To help explain that, I've coined the term cardiometabolic exercise (CME) to emphasize the many health benefits of everything from moderate activity to aerobic training, from washing the car to hitting the elliptical. But how much CME do you need? The accompanying graphic assigns CME points to selected daily and recreational activities. For general health and gradual weight loss, aim for 150 points a day or about 1,000 points a week; for faster weight loss, build up to twice as many points. And many of us will get extra benefit by adding exercises for strength, flexibility or balance—not at a gym under the watchful eye of a trainer, but at home in just a few minutes a day.

 

Suppose you weigh 150 pounds but need to lose 15 of them. That may not seem like much, but a 10 percent weight loss is really quite hard to achieve. So you begin by walking 10 minutes twice a day—not huffing and puffing on a treadmill, but just getting off the bus a few stops early or circling the mall a couple of times, aiming to cover about a mile a day. The scale won't budge for the first few weeks, but don't give up. If you keep your caloric intake constant, you'll lose 10 pounds in the first year and you'll reach your target in 18 months, without ever breaking a sweat. And if that seems slow, remember that a study of the expensive diet pill orlistat (Xenical) showed that people who took three pills a day lost an average of 12 pounds after two years.
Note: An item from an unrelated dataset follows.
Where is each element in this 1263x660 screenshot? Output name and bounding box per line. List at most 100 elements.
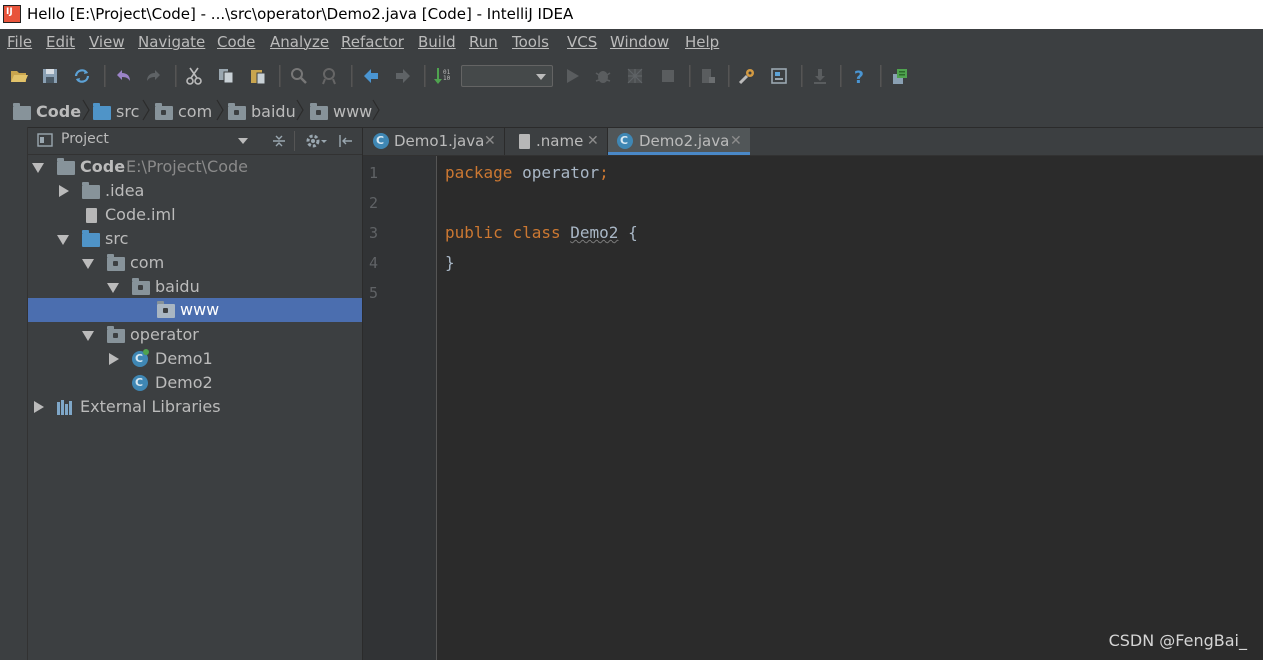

Orlistat gives many people diarrhea, but the only "side effect" of walking is good health.

 

Want to lose more or lose faster? You can double your losses by eliminating a 100-calorie cookie from your daily fare or by walking for 40 minutes a day. And if you do both, you'll really win at the losing game. Economists tell us it's hard to get rich quick, but easy to get rich slowly. Scientists tell us the same about getting thin: small changes add up.